Re: [RFC PATCH 1/2] rseq: Implement KTLS prototype for x86-64
From: Mathieu Desnoyers
Date: Mon Sep 28 2020 - 13:29:56 EST
----- On Sep 28, 2020, at 11:13 AM, Florian Weimer fweimer@xxxxxxxxxx wrote:
> * Mathieu Desnoyers:
>
>> Upstreaming efforts aiming to integrate rseq support into glibc led to
>> interesting discussions, where we identified a clear need to extend the
>> size of the per-thread structure shared between kernel and user-space
>> (struct rseq). This is something that is not possible with the current
>> rseq ABI. The fact that the current non-extensible rseq kernel ABI
>> would also prevent glibc's ABI to be extended prevents its integration
>> into glibc.
>>
>> Discussions with glibc maintainers led to the following design, which we
>> are calling "Kernel Thread Local Storage" or KTLS:
>>
>> - at glibc library init:
>> - glibc queries the size and alignment of the KTLS area supported by the
>> kernel,
>> - glibc reserves the memory area required by the kernel for main
>> thread,
>> - glibc registers the offset from thread pointer where the KTLS area
>> will be placed for all threads belonging to the threads group which
>> are created with clone3 CLONE_RSEQ_KTLS,
>> - at nptl thread creation:
>> - glibc reserves the memory area required by the kernel,
>> - application/libraries can query glibc for the offset/size of the
>> KTLS area, and offset from the thread pointer to access that area.
>
> One remaining challenge see is that we want to use vDSO functions to
> abstract away the exact layout of the KTLS area. For example, there are
> various implementation strategies for getuid optimizations, some of them
> exposing a shared struct cred in a thread group, and others not doing
> that.
>
> The vDSO has access to the thread pointer because it's ABI (something
> that we recently (and quite conveniently) clarified for x86). What it
> does not know is the offset of the KTLS area from the thread pointer.

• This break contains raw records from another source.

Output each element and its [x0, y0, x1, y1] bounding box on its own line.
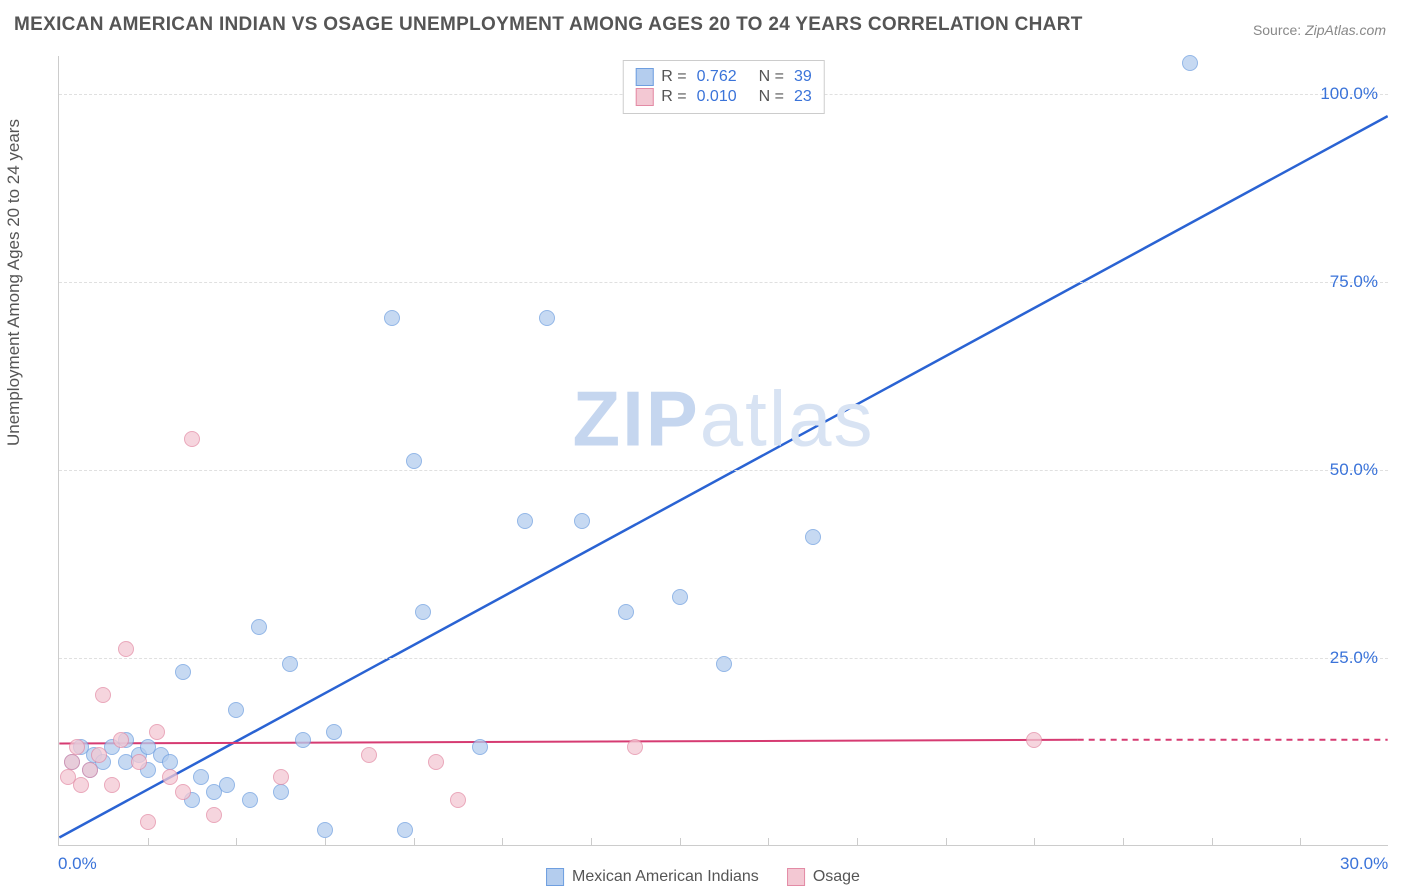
data-point [415, 604, 431, 620]
y-tick-label: 50.0% [1330, 460, 1378, 480]
data-point [219, 777, 235, 793]
regression-lines-svg [59, 56, 1388, 845]
data-point [242, 792, 258, 808]
data-point [162, 769, 178, 785]
x-tick [591, 838, 592, 846]
r-value: 0.762 [697, 68, 737, 86]
data-point [193, 769, 209, 785]
x-tick [502, 838, 503, 846]
source-label: Source: [1253, 22, 1301, 38]
source-value: ZipAtlas.com [1305, 22, 1386, 38]
x-tick [857, 838, 858, 846]
data-point [82, 762, 98, 778]
x-tick [236, 838, 237, 846]
data-point [1026, 732, 1042, 748]
data-point [472, 739, 488, 755]
data-point [326, 724, 342, 740]
data-point [228, 702, 244, 718]
data-point [73, 777, 89, 793]
data-point [64, 754, 80, 770]
legend-swatch [635, 68, 653, 86]
x-tick [414, 838, 415, 846]
chart-title: MEXICAN AMERICAN INDIAN VS OSAGE UNEMPLO… [14, 14, 1083, 36]
n-label: N = [759, 68, 784, 86]
data-point [397, 822, 413, 838]
gridline [59, 282, 1388, 283]
data-point [251, 619, 267, 635]
x-tick-label: 30.0% [1340, 854, 1388, 874]
series-legend-item: Osage [787, 868, 860, 886]
x-tick [1300, 838, 1301, 846]
x-tick [768, 838, 769, 846]
data-point [69, 739, 85, 755]
watermark: ZIPatlas [572, 373, 874, 464]
data-point [131, 754, 147, 770]
data-point [428, 754, 444, 770]
data-point [618, 604, 634, 620]
r-value: 0.010 [697, 88, 737, 106]
data-point [627, 739, 643, 755]
gridline [59, 470, 1388, 471]
data-point [149, 724, 165, 740]
data-point [672, 589, 688, 605]
data-point [384, 310, 400, 326]
data-point [406, 453, 422, 469]
x-tick [1034, 838, 1035, 846]
data-point [140, 814, 156, 830]
x-tick [1212, 838, 1213, 846]
data-point [184, 431, 200, 447]
data-point [91, 747, 107, 763]
series-legend: Mexican American Indians Osage [546, 868, 860, 886]
data-point [517, 513, 533, 529]
x-tick [680, 838, 681, 846]
correlation-legend-row: R = 0.762 N = 39 [635, 68, 812, 86]
legend-swatch [546, 868, 564, 886]
data-point [295, 732, 311, 748]
data-point [104, 777, 120, 793]
legend-swatch [787, 868, 805, 886]
data-point [805, 529, 821, 545]
n-label: N = [759, 88, 784, 106]
data-point [113, 732, 129, 748]
data-point [716, 656, 732, 672]
source-attribution: Source: ZipAtlas.com [1253, 22, 1386, 38]
x-tick [148, 838, 149, 846]
data-point [361, 747, 377, 763]
x-tick [325, 838, 326, 846]
x-tick [1123, 838, 1124, 846]
series-name: Mexican American Indians [572, 868, 759, 886]
r-label: R = [661, 88, 686, 106]
r-label: R = [661, 68, 686, 86]
data-point [118, 641, 134, 657]
watermark-zip: ZIP [572, 374, 699, 462]
y-tick-label: 25.0% [1330, 648, 1378, 668]
n-value: 23 [794, 88, 812, 106]
n-value: 39 [794, 68, 812, 86]
data-point [450, 792, 466, 808]
series-name: Osage [813, 868, 860, 886]
x-tick [946, 838, 947, 846]
correlation-legend-row: R = 0.010 N = 23 [635, 88, 812, 106]
data-point [282, 656, 298, 672]
data-point [175, 664, 191, 680]
chart-plot-area: ZIPatlas R = 0.762 N = 39 R = 0.010 N = 23 25.0… [58, 56, 1388, 846]
data-point [95, 687, 111, 703]
data-point [574, 513, 590, 529]
y-axis-title: Unemployment Among Ages 20 to 24 years [4, 119, 24, 446]
y-tick-label: 75.0% [1330, 272, 1378, 292]
data-point [539, 310, 555, 326]
series-legend-item: Mexican American Indians [546, 868, 759, 886]
data-point [273, 784, 289, 800]
legend-swatch [635, 88, 653, 106]
data-point [273, 769, 289, 785]
y-tick-label: 100.0% [1320, 84, 1378, 104]
x-tick-label: 0.0% [58, 854, 97, 874]
data-point [206, 807, 222, 823]
watermark-atlas: atlas [700, 374, 875, 462]
data-point [317, 822, 333, 838]
data-point [162, 754, 178, 770]
data-point [1182, 55, 1198, 71]
data-point [175, 784, 191, 800]
correlation-legend: R = 0.762 N = 39 R = 0.010 N = 23 [622, 60, 825, 114]
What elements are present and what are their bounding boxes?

> In the original rseq implementation, this offset could vary from thread
> to thread in a process, although the submitted glibc implementation did
> not use this level of flexibility and the offset is constant. The vDSO
> is not relocated by the run-time dynamic loader, so it can't use ELF TLS
> data.
In the context of this prototype, the KTLS offset is the same for all threads
belonging to a thread group.
>
> Furthermore, not all threads in a thread group may have an associated
> KTLS area. In a potential glibc implementation, only the threads
> created by pthread_create would have it; threads created directly using
> clone would lack it (and would not even run with a correctly set up
> userspace TCB).
Right.
>
> So we have a bootstrap issue here that needs to be solved, I think.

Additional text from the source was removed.